Whoever really built it, the bridge was important enough to be fought over repeatedly during the 100 Years War that soon followed. In the Battle of Beaugency (1429), the Maid of Orléans herself liberated it from the English. And that event explains another of its appearances in fiction, via Mark Twain’s strange 1896 novel, Personal Recollections of Joan of Arc, by the Sieur Louis de Conte.

The book is all but forgotten today, for good reason. It’s a serious novel, nothing like Twain’s usual style. And having spent many years researching the subject, he thought it his best work. But not many modern readers agree. His earnest historical account of how St Joan saved the bridge is now less popular than Joyce’s account of how the Devil built it.

In later years, Stephen would marvel at how “Nonno” (as Joyce Snr signed the letter) took time out from his ever-more-complex novels to write stories for him, in language a four-year-old could understand. Stephen’s mother had equally marvelled, once, at the patience with which the writer used to answer the endless “grave little questions” his grandson always asked when they met.

I gained an unexpected insight into their relationship at the Museum of Literature Ireland on Monday when, after reading the book to the tiny pupils of St Brigid's School, from the nearby Coombe, we invited questions from the audience. The number and range of points raised were bewildering. Finnegans Wake was one of the few topics not to feature.

I did, however, get to tell them my story of the phone call from Stephen. It was in 2003, when the former four-year-old was nearer 74, although still asking little questions in a grave voice, in this case: "Am I speaking to Frank McNally?" Then he said: "My name is Stephen Joyce, grandson of James Joyce".

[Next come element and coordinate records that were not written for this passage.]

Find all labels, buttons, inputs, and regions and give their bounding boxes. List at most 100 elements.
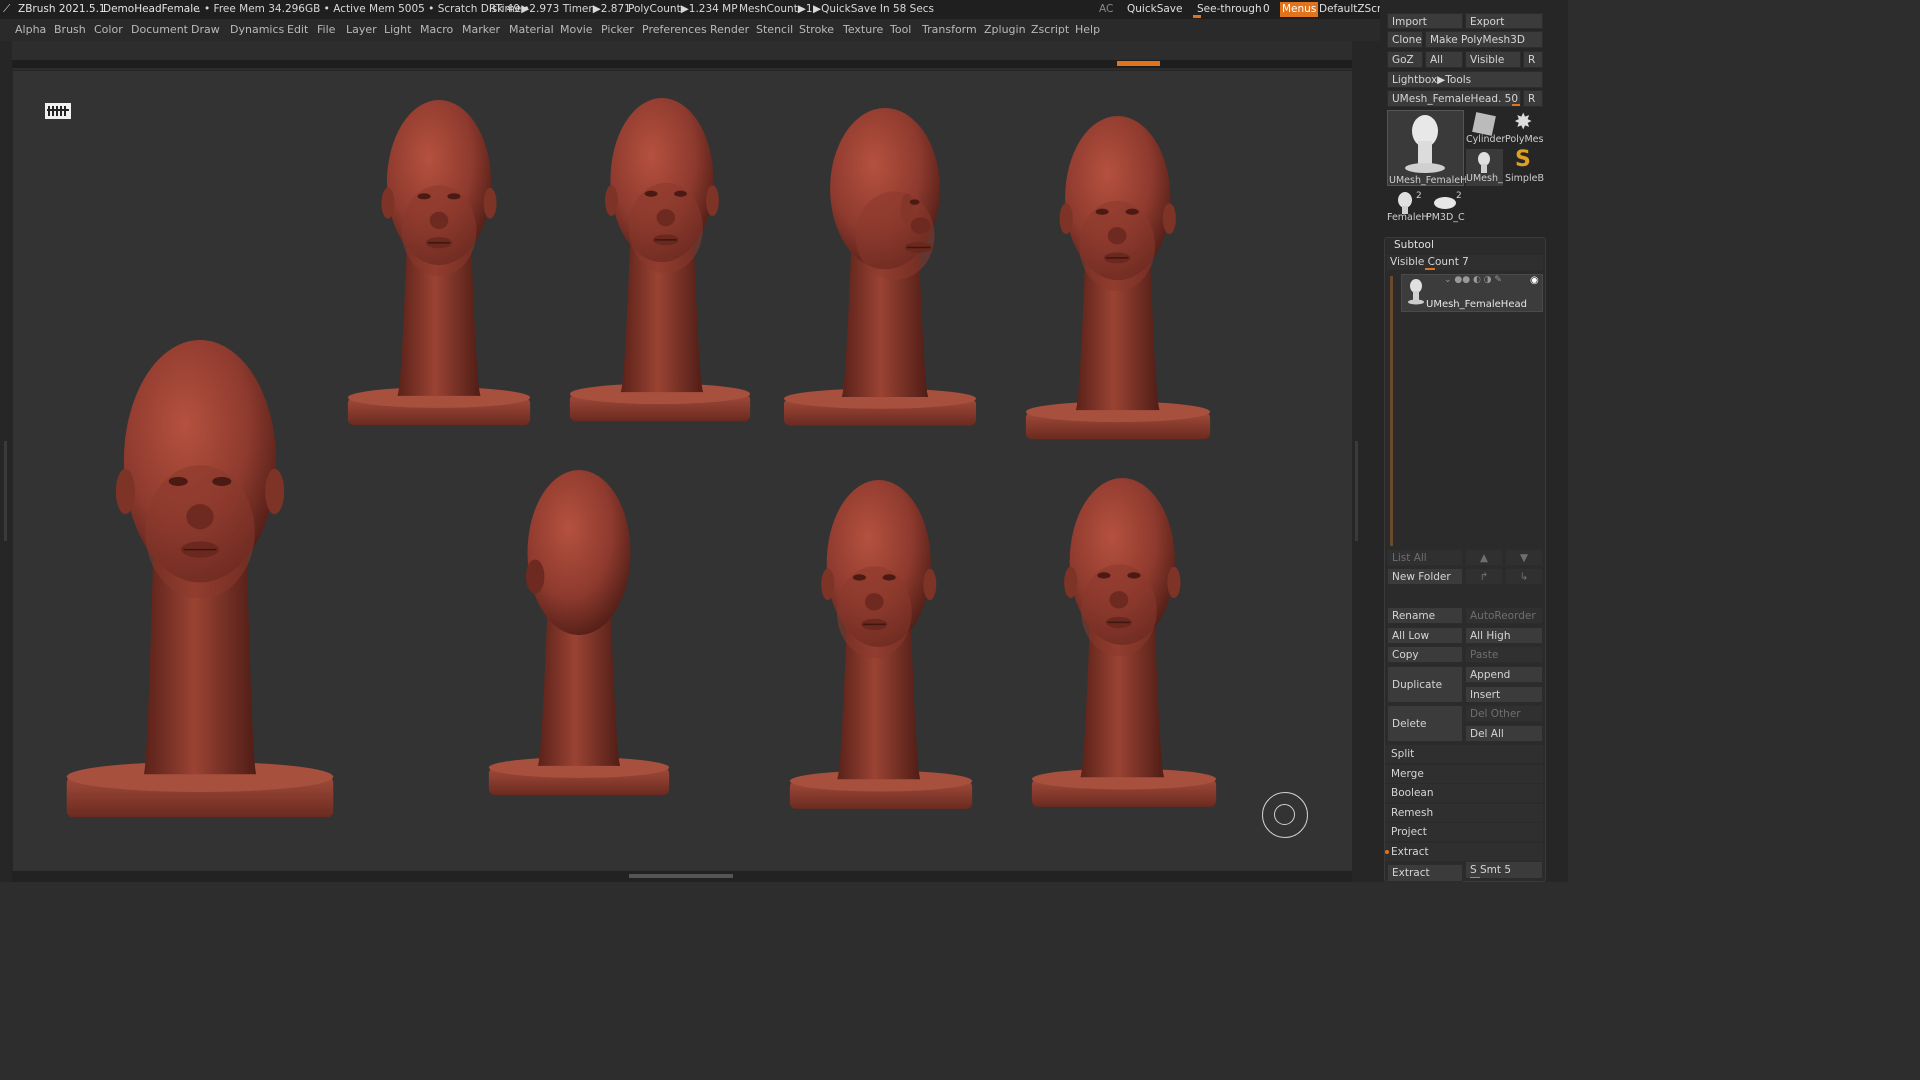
subtool-item-toggles-icon[interactable]: ⌄ ●● ◐ ◑ ✎ xyxy=(1444,275,1502,285)
folder-up-icon[interactable]: ↱ xyxy=(1465,568,1503,585)
goz-visible-button[interactable]: Visible xyxy=(1465,51,1521,68)
export-button[interactable]: Export xyxy=(1465,13,1543,29)
current-tool-r-button[interactable]: R xyxy=(1523,90,1543,107)
tool-thumb-polymesh[interactable]: ✸ PolyMes xyxy=(1505,110,1543,147)
menu-stroke[interactable]: Stroke xyxy=(799,19,834,41)
delete-button[interactable]: Delete xyxy=(1387,705,1463,742)
tool-thumb-umesh[interactable]: UMesh_ xyxy=(1466,149,1503,186)
move-up-icon[interactable]: ▲ xyxy=(1465,549,1503,566)
menu-macro[interactable]: Macro xyxy=(420,19,453,41)
lightbox-tools-button[interactable]: Lightbox▶Tools xyxy=(1387,71,1543,88)
list-all-button[interactable]: List All xyxy=(1387,549,1463,566)
menu-edit[interactable]: Edit xyxy=(287,19,308,41)
append-button[interactable]: Append xyxy=(1465,666,1543,683)
menu-texture[interactable]: Texture xyxy=(843,19,883,41)
all-low-button[interactable]: All Low xyxy=(1387,627,1463,644)
zbrush-logo-icon[interactable]: ⟋ xyxy=(3,0,10,19)
merge-section[interactable]: Merge xyxy=(1385,765,1543,783)
import-button[interactable]: Import xyxy=(1387,13,1463,29)
new-folder-button[interactable]: New Folder xyxy=(1387,568,1463,585)
goz-button[interactable]: GoZ xyxy=(1387,51,1423,68)
menu-dynamics[interactable]: Dynamics xyxy=(230,19,284,41)
all-high-button[interactable]: All High xyxy=(1465,627,1543,644)
tool-thumb-main[interactable]: UMesh_FemaleH xyxy=(1387,110,1468,186)
menu-layer[interactable]: Layer xyxy=(346,19,377,41)
make-polymesh-button[interactable]: Make PolyMesh3D xyxy=(1425,31,1543,48)
subtool-scrollbar[interactable] xyxy=(1390,276,1393,546)
subtool-title[interactable]: Subtool xyxy=(1394,239,1434,251)
menu-alpha[interactable]: Alpha xyxy=(15,19,46,41)
menu-help[interactable]: Help xyxy=(1075,19,1100,41)
menu-color[interactable]: Color xyxy=(94,19,123,41)
insert-button[interactable]: Insert xyxy=(1465,686,1543,703)
clone-button[interactable]: Clone xyxy=(1387,31,1423,48)
menu-draw[interactable]: Draw xyxy=(191,19,220,41)
s-smt-fill xyxy=(1470,877,1480,878)
goz-r-button[interactable]: R xyxy=(1523,51,1543,68)
menu-zplugin[interactable]: Zplugin xyxy=(984,19,1026,41)
s-smt-label: S Smt 5 xyxy=(1470,864,1512,876)
tool-thumb-female-label: FemaleH xyxy=(1387,212,1429,223)
menus-toggle[interactable]: Menus xyxy=(1280,2,1319,17)
remesh-section[interactable]: Remesh xyxy=(1385,804,1543,822)
navigation-gizmo[interactable] xyxy=(1262,792,1308,838)
menu-light[interactable]: Light xyxy=(384,19,411,41)
subtool-thumb-icon xyxy=(1408,279,1424,305)
menu-marker[interactable]: Marker xyxy=(462,19,500,41)
menu-tool[interactable]: Tool xyxy=(890,19,911,41)
menu-stencil[interactable]: Stencil xyxy=(756,19,793,41)
tool-thumb-simpleb[interactable]: S SimpleB xyxy=(1505,147,1544,186)
menu-picker[interactable]: Picker xyxy=(601,19,634,41)
rename-button[interactable]: Rename xyxy=(1387,607,1463,624)
menu-document[interactable]: Document xyxy=(131,19,188,41)
tool-thumb-main-label: UMesh_FemaleH xyxy=(1389,175,1468,186)
head-sculpt-6 xyxy=(487,470,671,814)
split-section[interactable]: Split xyxy=(1385,745,1543,763)
head-sculpt-5 xyxy=(1024,116,1212,458)
tool-thumb-cylinder[interactable]: Cylinder xyxy=(1466,110,1506,147)
goz-all-button[interactable]: All xyxy=(1425,51,1463,68)
rtime-stats: RTime▶2.973 Timer▶2.871 xyxy=(489,3,631,15)
subtool-item-name: UMesh_FemaleHead xyxy=(1426,299,1527,310)
seethrough-slider[interactable]: See-through 0 xyxy=(1193,0,1275,19)
auto-reorder-button[interactable]: AutoReorder xyxy=(1465,607,1543,624)
menu-movie[interactable]: Movie xyxy=(560,19,593,41)
menu-zscript[interactable]: Zscript xyxy=(1031,19,1069,41)
tool-thumb-pm3d[interactable]: 2 PM3D_C xyxy=(1426,188,1465,225)
extract-indicator xyxy=(1385,850,1389,854)
menu-render[interactable]: Render xyxy=(710,19,749,41)
menu-preferences[interactable]: Preferences xyxy=(642,19,707,41)
menu-brush[interactable]: Brush xyxy=(54,19,86,41)
folder-down-icon[interactable]: ↳ xyxy=(1505,568,1543,585)
ac-button[interactable]: AC xyxy=(1099,0,1113,19)
project-section[interactable]: Project xyxy=(1385,823,1543,841)
subtool-item[interactable]: ⌄ ●● ◐ ◑ ✎ ◉ UMesh_FemaleHead xyxy=(1401,274,1543,312)
right-shelf-handle[interactable] xyxy=(1355,441,1358,541)
quicksave-button[interactable]: QuickSave xyxy=(1127,0,1182,19)
tool-thumb-female[interactable]: 2 FemaleH xyxy=(1387,188,1429,225)
extract-section[interactable]: Extract xyxy=(1385,843,1543,861)
boolean-section[interactable]: Boolean xyxy=(1385,784,1543,802)
visible-count-slider[interactable]: Visible Count 7 xyxy=(1387,255,1543,270)
timeline-marker[interactable] xyxy=(1117,61,1160,66)
copy-button[interactable]: Copy xyxy=(1387,646,1463,663)
floor-grid-icon[interactable] xyxy=(45,103,71,119)
menu-file[interactable]: File xyxy=(317,19,335,41)
paste-button[interactable]: Paste xyxy=(1465,646,1543,663)
left-shelf-handle[interactable] xyxy=(4,441,7,541)
bottom-shelf-handle[interactable] xyxy=(629,874,733,878)
eye-icon[interactable]: ◉ xyxy=(1530,275,1539,286)
duplicate-button[interactable]: Duplicate xyxy=(1387,666,1463,703)
tool-thumb-cylinder-label: Cylinder xyxy=(1466,134,1506,145)
del-all-button[interactable]: Del All xyxy=(1465,725,1543,742)
tool-thumb-umesh-label: UMesh_ xyxy=(1466,173,1503,184)
meshcount-stat: MeshCount▶1 xyxy=(739,3,813,15)
s-smt-slider[interactable]: S Smt 5 xyxy=(1465,861,1543,879)
move-down-icon[interactable]: ▼ xyxy=(1505,549,1543,566)
current-tool-slider[interactable]: UMesh_FemaleHead. 50 xyxy=(1387,90,1521,107)
extract-button[interactable]: Extract xyxy=(1387,864,1463,882)
menu-transform[interactable]: Transform xyxy=(922,19,977,41)
del-other-button[interactable]: Del Other xyxy=(1465,705,1543,722)
seethrough-fill xyxy=(1193,15,1201,18)
menu-material[interactable]: Material xyxy=(509,19,554,41)
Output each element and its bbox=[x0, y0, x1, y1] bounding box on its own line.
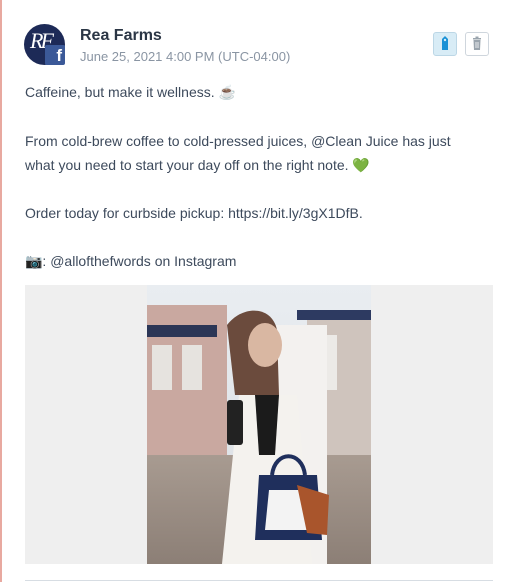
post-text-line: what you need to start your day off on t… bbox=[25, 157, 370, 173]
post-media[interactable] bbox=[25, 285, 493, 564]
post-text-line: 📷: @allofthefwords on Instagram bbox=[25, 253, 237, 269]
post-card: RF f Rea Farms June 25, 2021 4:00 PM (UT… bbox=[0, 0, 507, 582]
author-name[interactable]: Rea Farms bbox=[80, 27, 162, 45]
post-photo bbox=[147, 285, 371, 564]
post-text-line: Caffeine, but make it wellness. ☕ bbox=[25, 84, 236, 100]
photo-illustration bbox=[147, 285, 371, 564]
tag-button[interactable] bbox=[433, 32, 457, 56]
facebook-icon: f bbox=[45, 45, 65, 65]
post-text-line: Order today for curbside pickup: https:/… bbox=[25, 205, 363, 221]
trash-icon bbox=[473, 36, 481, 50]
post-timestamp: June 25, 2021 4:00 PM (UTC-04:00) bbox=[80, 49, 291, 64]
post-text-line: From cold-brew coffee to cold-pressed ju… bbox=[25, 133, 451, 149]
delete-button[interactable] bbox=[465, 32, 489, 56]
avatar: RF f bbox=[24, 24, 65, 65]
tag-icon bbox=[442, 36, 448, 50]
card-divider bbox=[25, 580, 493, 581]
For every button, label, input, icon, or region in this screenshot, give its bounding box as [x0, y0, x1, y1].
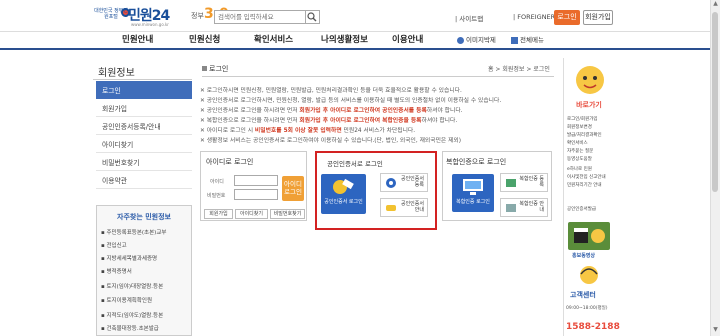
quick-link[interactable]: 로그인/회원가입 [567, 116, 598, 122]
nav-item-usage-guide[interactable]: 이용안내 [392, 33, 423, 45]
quick-link[interactable]: 이사및전입 신고안내 [567, 174, 606, 180]
sidebar-divider [93, 79, 192, 80]
promo-label: 홍보동영상 [572, 253, 596, 259]
scroll-up-arrow-icon[interactable]: ▲ [711, 0, 720, 9]
sidebar-item-cert[interactable]: 공인인증서등록/안내 [96, 117, 192, 135]
logo-url: www.minwon.go.kr [131, 22, 169, 27]
search-input[interactable] [214, 10, 306, 24]
sidebar-title: 회원정보 [98, 68, 135, 79]
nav-item-minwon-guide[interactable]: 민원안내 [122, 33, 153, 45]
frequent-link[interactable]: ▪ 지적도(임야도)열람.등본 [101, 311, 191, 319]
foreigner-link[interactable]: | FOREIGNER [513, 13, 555, 21]
header-login-button[interactable]: 로그인 [554, 10, 580, 25]
mobile-register-button[interactable]: 복합인증 등록 [500, 173, 548, 192]
mobile-login-button[interactable]: 복합인증 로그인 [452, 174, 494, 212]
quick-link[interactable]: 공인인증서발급 [567, 206, 596, 212]
scroll-thumb[interactable] [712, 12, 718, 192]
search-icon [307, 12, 317, 22]
notice-line: ✕ 공인인증서로 로그인하시면, 민원신청, 열람, 발급 등의 서비스를 이용… [200, 98, 502, 104]
frequent-link[interactable]: ▪ 지방세세목별과세증명 [101, 254, 191, 262]
breadcrumb: 홈 > 회원정보 > 로그인 [488, 66, 550, 73]
find-id-button[interactable]: 아이디찾기 [235, 209, 268, 219]
quick-link[interactable]: 동영상도움말 [567, 156, 592, 162]
quick-title: 바로가기 [566, 100, 612, 112]
id-input[interactable] [234, 175, 278, 186]
title-divider [202, 76, 554, 77]
notice-line: ✕ 로그인하시면 민원신청, 민원열람, 민원발급, 민원처리결과확인 등을 더… [200, 88, 462, 94]
my-image-link[interactable]: 이미지박제 [457, 34, 496, 44]
frequent-link[interactable]: ▪ 건축물대장등.초본발급 [101, 324, 191, 332]
nav-item-check-service[interactable]: 확인서비스 [254, 33, 293, 45]
sidebar-item-terms[interactable]: 이용약관 [96, 171, 192, 189]
frequent-link[interactable]: ▪ 주민등록표등본(초본)교부 [101, 228, 191, 236]
gov30-label: 정부 [191, 12, 204, 20]
all-menu-link[interactable]: 전체메뉴 [511, 34, 544, 44]
scroll-down-arrow-icon[interactable]: ▼ [711, 326, 720, 335]
cert-guide-button[interactable]: 공인인증서 안내 [380, 198, 428, 217]
sidebar-item-join[interactable]: 회원가입 [96, 99, 192, 117]
page-title: 로그인 [202, 64, 228, 74]
cert-guide-icon [386, 205, 396, 211]
quick-link[interactable]: 민원처리기간 안내 [567, 182, 602, 188]
frequent-link[interactable]: ▪ 토지이용계획확인원 [101, 296, 191, 304]
notice-line: ✕ 공인인증서로 로그인을 하시려면 먼저 회원가입 후 아이디로 로그인하여 … [200, 108, 463, 114]
cert-register-button[interactable]: 공인인증서 등록 [380, 173, 428, 192]
id-login-button[interactable]: 아이디 로그인 [282, 176, 304, 201]
call-center-icon [576, 264, 602, 286]
cert-login-title: 공인인증서로 로그인 [327, 160, 383, 168]
nav-item-minwon-apply[interactable]: 민원신청 [189, 33, 220, 45]
mascot-icon [570, 62, 610, 100]
quick-link[interactable]: 회원정보변경 [567, 124, 592, 130]
quick-link[interactable]: 확인서비스 [567, 140, 588, 146]
promo-video-banner[interactable] [568, 222, 610, 250]
quick-link[interactable]: e하나로 민원 [567, 166, 592, 172]
password-input[interactable] [234, 189, 278, 200]
person-icon [457, 36, 464, 44]
join-button[interactable]: 회원가입 [204, 209, 233, 219]
sidebar-item-find-id[interactable]: 아이디찾기 [96, 135, 192, 153]
frequent-link[interactable]: ▪ 전입신고 [101, 241, 191, 249]
search-button[interactable] [306, 10, 320, 24]
menu-grid-icon [511, 36, 518, 44]
mobile-login-title: 복합인증으로 로그인 [446, 158, 507, 166]
frequent-link[interactable]: ▪ 토지(임야)대장열람.등본 [101, 282, 191, 290]
cert-register-icon [386, 178, 396, 188]
mobile-guide-button[interactable]: 복합인증 안내 [500, 198, 548, 217]
find-pw-button[interactable]: 비밀번호찾기 [270, 209, 305, 219]
frequent-link[interactable]: ▪ 병적증명서 [101, 267, 191, 275]
video-clapper-icon [574, 228, 605, 243]
mobile-register-icon [506, 179, 516, 187]
sidebar-item-login[interactable]: 로그인 [96, 81, 192, 99]
quick-link[interactable]: 자주묻는 질문 [567, 148, 593, 154]
id-label: 아이디 [210, 179, 224, 185]
frequent-minwon-title: 자주찾는 민원정보 [117, 213, 171, 221]
call-center-number: 1588-2188 [566, 322, 620, 332]
monitor-icon [463, 179, 483, 195]
cert-login-button[interactable]: 공인인증서 로그인 [321, 174, 366, 214]
notice-line: ✕ 생활정보 서비스는 공인인증서로 로그인하여야 이용하실 수 있습니다.(단… [200, 138, 462, 144]
logo-gov-text: 대한민국 정부민원포털 [94, 8, 128, 20]
call-center-title: 고객센터 [570, 291, 596, 299]
quick-link[interactable]: 발급/처리결과확인 [567, 132, 602, 138]
header-join-button[interactable]: 회원가입 [583, 10, 613, 25]
nav-item-my-life[interactable]: 나의생활정보 [321, 33, 368, 45]
mobile-guide-icon [506, 204, 516, 212]
cert-usb-icon [332, 178, 354, 194]
title-bullet-icon [202, 66, 207, 71]
sidebar-item-find-pw[interactable]: 비밀번호찾기 [96, 153, 192, 171]
sitemap-link[interactable]: | 사이트맵 [455, 13, 483, 23]
notice-line: ✕ 복합인증으로 로그인을 하시려면 먼저 회원가입 후 아이디로 로그인하여 … [200, 118, 458, 124]
id-login-title: 아이디로 로그인 [206, 158, 254, 166]
call-center-hours: 09:00~18:00(평일) [566, 306, 608, 311]
notice-line: ✕ 아이디로 로그인 시 비밀번호를 5회 이상 잘못 입력하면 민원24 서비… [200, 128, 416, 134]
pw-label: 비밀번호 [207, 193, 226, 199]
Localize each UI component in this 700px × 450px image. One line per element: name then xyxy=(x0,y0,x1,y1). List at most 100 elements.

Those were among the most stress-inducing words in English then, especially if you were a publisher. But just as I was wondering what breach of copyright I had committed, he said he was calling only to say that he had read and enjoyed a joke I had recently written about his grandfather, and he thought Joyce himself would have enjoyed it too.

He could speak with some authority on the latter point, he added, because he still conversed with the old man regularly, when visiting his grave in Zurich.